You can give me help and sympathy, support, understanding. You know
my political ambitions. You know all that I might do in the world.
I do so intensely want to do constructive things, big things
perhaps, in this wild jumble… Only you don't know a bit what
Iam. I want to tell you what Iam. I'm complex… I'm
streaked."
I glanced at her, and she was regarding me with an expression of
blissful disregard for any meaning I was seeking to convey.
"You see," I said, "I'm a bad man."
She sounded a note of valiant incredulity.
Everything seemed to be slipping away from me.

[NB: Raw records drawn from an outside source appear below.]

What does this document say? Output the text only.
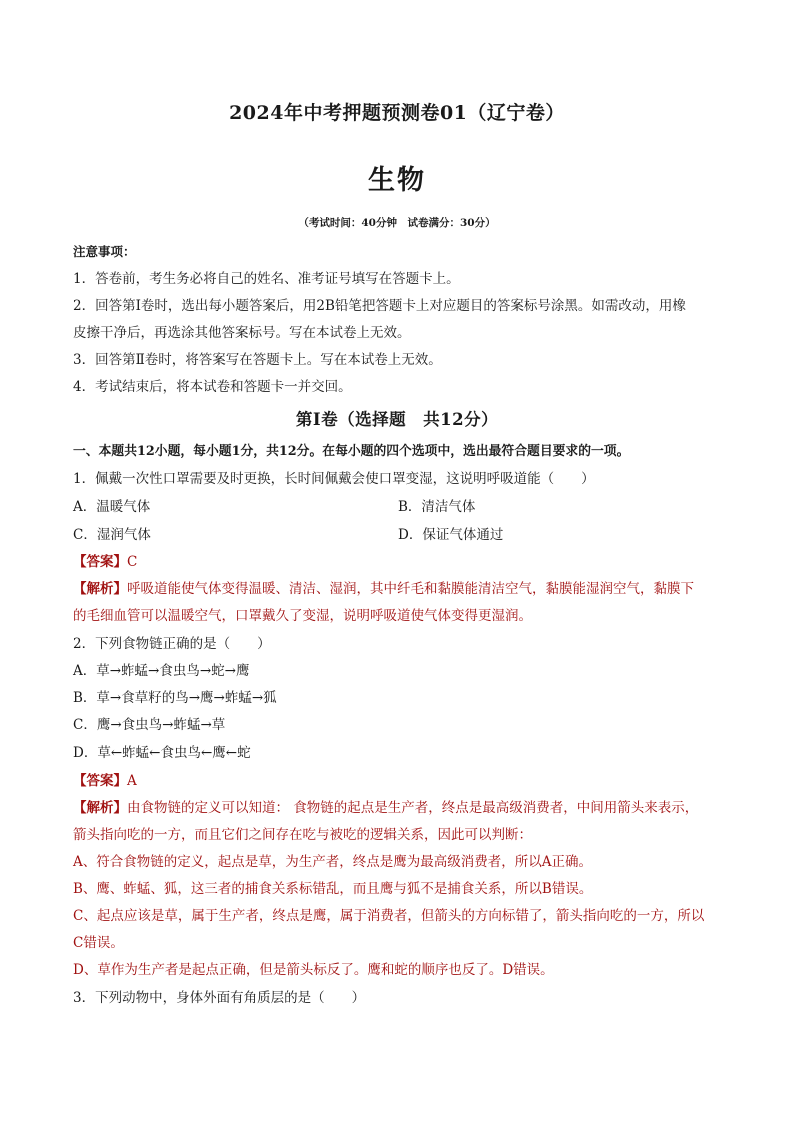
2024年中考押题预测卷01（辽宁卷）
生物
（考试时间：40分钟　试卷满分：30分）
注意事项：
1．答卷前，考生务必将自己的姓名、准考证号填写在答题卡上。
2．回答第Ⅰ卷时，选出每小题答案后，用2B铅笔把答题卡上对应题目的答案标号涂黑。如需改动，用橡
皮擦干净后，再选涂其他答案标号。写在本试卷上无效。
3．回答第Ⅱ卷时，将答案写在答题卡上。写在本试卷上无效。
4．考试结束后，将本试卷和答题卡一并交回。
第Ⅰ卷（选择题　共12分）
一、本题共12小题，每小题1分，共12分。在每小题的四个选项中，选出最符合题目要求的一项。
1．佩戴一次性口罩需要及时更换，长时间佩戴会使口罩变湿，这说明呼吸道能（　　）
A．温暖气体	B．清洁气体
C．湿润气体	D．保证气体通过
【答案】C
【解析】呼吸道能使气体变得温暖、清洁、湿润，其中纤毛和黏膜能清洁空气，黏膜能湿润空气，黏膜下
的毛细血管可以温暖空气，口罩戴久了变湿，说明呼吸道使气体变得更湿润。
2．下列食物链正确的是（　　）
A．草→蚱蜢→食虫鸟→蛇→鹰
B．草→食草籽的鸟→鹰→蚱蜢→狐
C．鹰→食虫鸟→蚱蜢→草
D．草←蚱蜢←食虫鸟←鹰←蛇
【答案】A
【解析】由食物链的定义可以知道： 食物链的起点是生产者，终点是最高级消费者，中间用箭头来表示，
箭头指向吃的一方，而且它们之间存在吃与被吃的逻辑关系，因此可以判断：
A、符合食物链的定义，起点是草，为生产者，终点是鹰为最高级消费者，所以A正确。
B、鹰、蚱蜢、狐，这三者的捕食关系标错乱，而且鹰与狐不是捕食关系，所以B错误。
C、起点应该是草，属于生产者，终点是鹰，属于消费者，但箭头的方向标错了，箭头指向吃的一方，所以
C错误。
D、草作为生产者是起点正确，但是箭头标反了。鹰和蛇的顺序也反了。D错误。
3．下列动物中，身体外面有角质层的是（　　）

I pushed on to the
ugly facts that remained over from the wreck of my interpretation.
"What has held me back," I said, "is the thought that you could not
possibly understand certain things in my life. Men are not pure as
women are. I have had love affairs. I mean I have had affairs.
Passion-desire. You see, I have had a mistress, I have been
entangled-"
She seemed about to speak, but I interrupted. "I'm not telling
you," I said, "what I meant to tell you. I want you to know clearly
that there is another side to my life, a dirty side. Deliberately I
say, dirty. It didn't seem so at first-"
I stopped blankly. "Dirty," I thought, was the most idiotic choice
of words to have made.
I had never in any tolerable sense of the word been dirty.
"I drifted into this-as men do," I said after a little pause and
stopped again.
She was looking at me with her wide blue eyes.
"Did you imagine," she began, "that I thought you-that I expected-"
"But how can you know?"
"But-" I began.
"I know," she persisted, dropping her eyelids. "Of course I know,"
and nothing could have convinced me more completely that she did not
know.
"All men-" she generalised. "A woman does not understand these
temptations."
I was astonished beyond measure at her way of taking my confession.
…
"Of course," she said, hesitating a little over a transparent
difficulty, "it is all over and past."
"It's all over and past," I answered.
There was a little pause.
"I don't want to know," she said. "None of that seems to matter now
in the slightest degree."
She looked up and smiled as though we had exchanged some acceptable
commonplaces. "Poor dear!" she said, dismissing everything, and put
out her arms, and it seemed to me that I could hear the Lettish girl
in the background-doomed safety valve of purity in this intolerable
world-telling something in indistinguishable German-I know not
what nor why…
I took Margaret in my arms and kissed her. Her eyes were wet with
tears. She clung to me and was near, I felt, to sobbing.
"I have loved you," she whispered presently, "Oh! ever since we met
in Misterton-six years and more ago."